Geçen cuma günü Serdar Kaya’ya gelen bir telefonla Türk resminin bir çınarının daha devrildiğini öğrendik. Kütahya’nın Göveçci köyünden çıkmış ve yaşamını bu köyde sürdürmüş Hüseyin Yüce’yi 87 yaşında kaybettik. Yüce, uzun süredir Dumlupınar Üniversitesi Evliya Çelebi Eğitim Araştırma Hastanesi’nde nefes darlığı rahatsızlığı sebebiyle tedavi görüyordu. Yüce, herhangi bir akademik öğrenim görmeden, iç güdülerinin yönlendirici etkisiyle resim yapan ve bu nedenle safyürek (Naif) olarak adlandırılan ressamlar gurubunun, Türkiye’deki önemli temsilcileri arasında yer alıyordu.
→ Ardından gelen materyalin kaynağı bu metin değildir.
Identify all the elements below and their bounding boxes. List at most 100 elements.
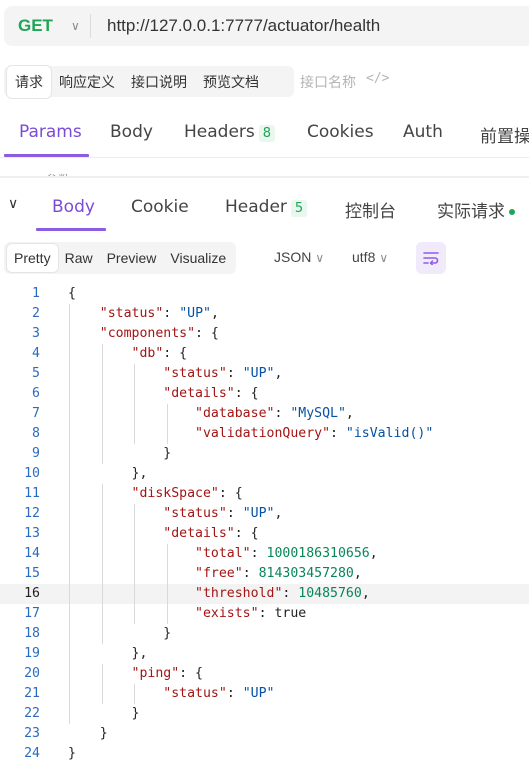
panel-divider[interactable] [0, 176, 529, 178]
code-line[interactable]: 24} [0, 744, 529, 764]
tab-response-definition[interactable]: 响应定义 [51, 66, 123, 98]
view-raw[interactable]: Raw [58, 244, 100, 272]
code-text: "status": "UP", [99, 306, 219, 321]
code-text: } [68, 626, 172, 641]
indent-guide [101, 664, 103, 704]
tab-response-body[interactable]: Body [52, 197, 95, 217]
code-line[interactable]: 11 "diskSpace": { [0, 484, 529, 504]
headers-count-badge: 8 [258, 125, 276, 142]
code-icon[interactable]: </> [366, 71, 389, 86]
code-line[interactable]: 18 } [0, 624, 529, 644]
code-line[interactable]: 13 "details": { [0, 524, 529, 544]
encoding-value: utf8 [352, 249, 376, 265]
tab-preview-docs[interactable]: 预览文档 [195, 66, 267, 98]
code-text: "details": { [163, 526, 259, 541]
code-line[interactable]: 6 "details": { [0, 384, 529, 404]
code-text: }, [68, 646, 148, 661]
code-text: "components": { [99, 326, 219, 341]
code-line[interactable]: 3 "components": { [0, 324, 529, 344]
method-select[interactable]: GET ∨ [4, 6, 90, 46]
wrap-lines-button[interactable] [416, 242, 446, 274]
view-pretty[interactable]: Pretty [7, 244, 58, 272]
line-number: 22 [24, 706, 40, 721]
line-number: 4 [32, 346, 40, 361]
response-body-editor[interactable]: 1{2 "status": "UP", 3 "components": {4 "d… [0, 284, 529, 775]
tab-response-cookie[interactable]: Cookie [131, 197, 189, 217]
tab-actual-request[interactable]: 实际请求 [437, 197, 515, 222]
view-preview[interactable]: Preview [100, 244, 164, 272]
tab-params[interactable]: Params [19, 122, 82, 142]
chevron-down-icon: ∨ [379, 251, 389, 265]
interface-name-input[interactable]: 接口名称 [300, 72, 356, 92]
format-select[interactable]: JSON ∨ [274, 249, 324, 265]
tab-console[interactable]: 控制台 [345, 197, 396, 222]
indent-guide [134, 504, 136, 624]
code-text: "validationQuery": "isValid()" [195, 426, 434, 441]
line-number: 5 [32, 366, 40, 381]
request-tabs: Params Body Headers 8 Cookies Auth 前置操 [0, 114, 529, 158]
active-tab-indicator [4, 154, 89, 157]
url-input[interactable] [107, 16, 507, 36]
code-text: "status": "UP" [163, 686, 275, 701]
code-text: "status": "UP", [163, 366, 283, 381]
line-number: 16 [24, 586, 40, 601]
code-line[interactable]: 20 "ping": { [0, 664, 529, 684]
line-number: 19 [24, 646, 40, 661]
code-text: "free": 814303457280, [195, 566, 362, 581]
code-line[interactable]: 14 "total": 1000186310656, [0, 544, 529, 564]
tab-pre-operations[interactable]: 前置操 [480, 122, 529, 147]
indent-guide [134, 684, 136, 704]
tab-headers[interactable]: Headers 8 [184, 122, 276, 142]
code-text: "details": { [163, 386, 259, 401]
chevron-down-icon[interactable]: ∨ [8, 196, 18, 212]
code-line[interactable]: 23 } [0, 724, 529, 744]
code-line[interactable]: 5 "status": "UP", [0, 364, 529, 384]
code-line[interactable]: 1{ [0, 284, 529, 304]
view-visualize[interactable]: Visualize [163, 244, 233, 272]
code-line[interactable]: 16 "threshold": 10485760, [0, 584, 529, 604]
code-line[interactable]: 12 "status": "UP", [0, 504, 529, 524]
wrap-lines-icon [423, 252, 439, 265]
code-text: { [68, 286, 76, 301]
tab-response-header[interactable]: Header 5 [225, 197, 308, 217]
code-line[interactable]: 21 "status": "UP" [0, 684, 529, 704]
code-text: "db": { [131, 346, 188, 361]
tab-headers-label: Headers [184, 122, 255, 142]
tab-cookies[interactable]: Cookies [307, 122, 374, 142]
code-text: } [68, 746, 76, 761]
line-number: 3 [32, 326, 40, 341]
code-line[interactable]: 2 "status": "UP", [0, 304, 529, 324]
code-line[interactable]: 19 }, [0, 644, 529, 664]
code-line[interactable]: 10 }, [0, 464, 529, 484]
url-bar: GET ∨ [4, 6, 529, 46]
code-line[interactable]: 15 "free": 814303457280, [0, 564, 529, 584]
code-line[interactable]: 7 "database": "MySQL", [0, 404, 529, 424]
indent-guide [101, 344, 103, 464]
indent-guide [166, 404, 168, 444]
tab-auth[interactable]: Auth [403, 122, 443, 142]
line-number: 17 [24, 606, 40, 621]
line-number: 21 [24, 686, 40, 701]
code-line[interactable]: 8 "validationQuery": "isValid()" [0, 424, 529, 444]
code-line[interactable]: 4 "db": { [0, 344, 529, 364]
code-line[interactable]: 17 "exists": true [0, 604, 529, 624]
line-number: 1 [32, 286, 40, 301]
url-divider [90, 14, 91, 38]
code-text: } [68, 446, 172, 461]
code-line[interactable]: 22 } [0, 704, 529, 724]
indent-guide [166, 544, 168, 624]
line-number: 14 [24, 546, 40, 561]
line-number: 18 [24, 626, 40, 641]
tab-request[interactable]: 请求 [7, 65, 51, 98]
response-tabs: ∨ Body Cookie Header 5 控制台 实际请求 [0, 186, 529, 231]
code-line[interactable]: 9 } [0, 444, 529, 464]
encoding-select[interactable]: utf8 ∨ [352, 249, 388, 265]
indent-guide [101, 484, 103, 644]
active-response-tab-indicator [36, 228, 106, 231]
code-text: }, [68, 466, 148, 481]
tab-interface-description[interactable]: 接口说明 [123, 66, 195, 98]
tab-body[interactable]: Body [110, 122, 153, 142]
header-count-badge: 5 [290, 200, 308, 217]
code-text: "status": "UP", [163, 506, 283, 521]
chevron-down-icon: ∨ [315, 251, 325, 265]
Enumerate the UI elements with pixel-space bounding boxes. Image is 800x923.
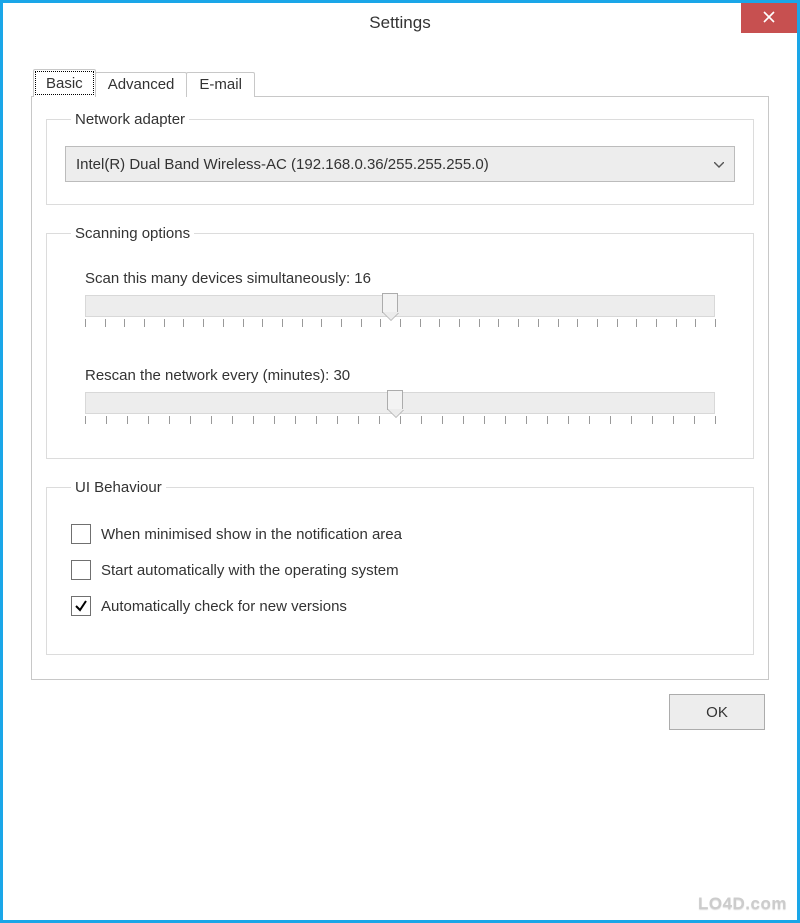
button-row: OK bbox=[31, 694, 769, 730]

Mekanı cennet olsun.

KENTTE NE VAR?

Haberin Devamı

Mustafa Ayaz suluboya ve baskı-28 Şubat’a kadar (M.Ayaz Müzesi/Balgat), Mazhar Aykut-14 Şubat’a kadar (Galeri Gözde-Y.Ayrancı), Pınar Baklan-Orcun Önal- 14 Şubat’a kadar ((Nurol Sanat/Güvenevler), Y.Sabri Şanlı-14 Şubat’ta açılacak (Emin Antik/Kale), Neriman Küçükbeycan-20 Şubat’a kadar (Galeri N/GOP), Canan Berber-13 Şubat’ta açılacak (Kentsanat/Yıldız), Resim müzayedesi-15 Şubat (RC Müzayede/Bilkent Center).